Ryanair has cut its annual passenger target by a quarter and warned that a second wave of COVID-19 infections could lower that further, sending its shares down 8% despite reporting a smaller than expected loss during its April-June lockdown.
The airline posted an after-tax loss of €185 million for the three months to June 30, when it cut 99% of its capacity as Europe locked down in the face of the COVOD-19 pandemic.
That was its first-ever loss in the quarter, but less than the €232 million forecast in a company poll of analysts.

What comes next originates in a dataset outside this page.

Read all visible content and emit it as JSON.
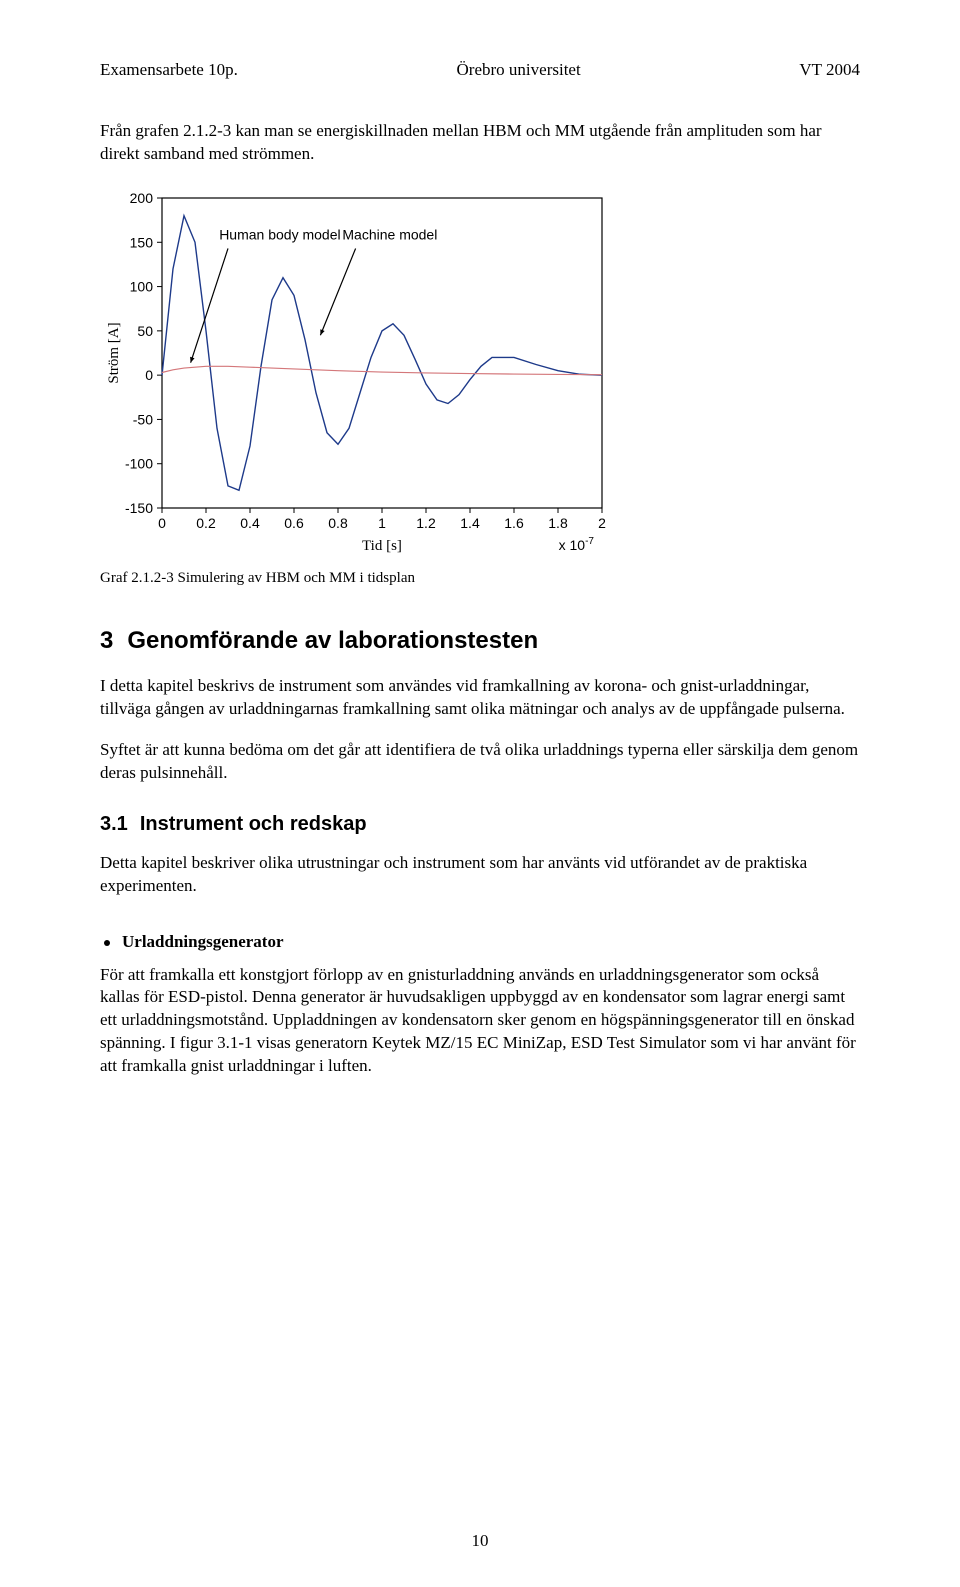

However, it cut expectations for the rest of its financial year, which ends on March 31, saying that it expects to fly 60 million passengers rather than the 80 million it forecast in May, and down from 149 million last year.
"Our full-year guidance of 60 million passengers is tentative at this point in time and it could go lower," group chief executive Michael O'Leary said in a video presentation.
"A second wave of COVID-19 cases across Europe in late autumn...is our biggest fear right now," O'Leary said.
Ryanair shares were down by 8% at 0723 GMT on Monday July 27 as investors digested the weaker outlook.
"The forthcoming winter season looks foreboding for even the strongest operators," Goodbody analyst Mark Simpson said in a note, forecasting "little upside to Ryanair until we get into the real recovery in their operations in the early spring".
O'Leary said that in addition to the closure of airport bases already announced in Frankfurt, Berlin and Dusseldorf, closures are likely in Spain and in Italy unless pay cuts can be agreed with staff.
The uncertainty means Ryanair cannot give a profit guidance for its financial year, though the airline expects to lose less in the current quarter than the last one, he added.
O'Leary said that Ryanair has seen a hit to bookings in recent days in the wake of a surge of infections in Barcelona and expects "more of those kind of developments".
The British government has imposed a two-week quarantine on all travellers arriving from Spain due to the surge, a move chief financial officer Neil Sorahan described as "regrettable". Ryanair has no plans to cut capacity between the two countries, Sorahan said.
Cash Burn, Revenue, Costs And Flight Schedule Hopes
Ryanair's cash burn has effectively ended, with its cash balance being up to €3.9 billion at end-June from €3.8 billion at end-March.
Revenue was down 95% in the first quarter, while costs were down by 85%.
Ryanair hopes to fly 60% of its normal schedule in August and 70% in September. Ryanair's planes should be approximately 70% full in July and August, O'Leary said.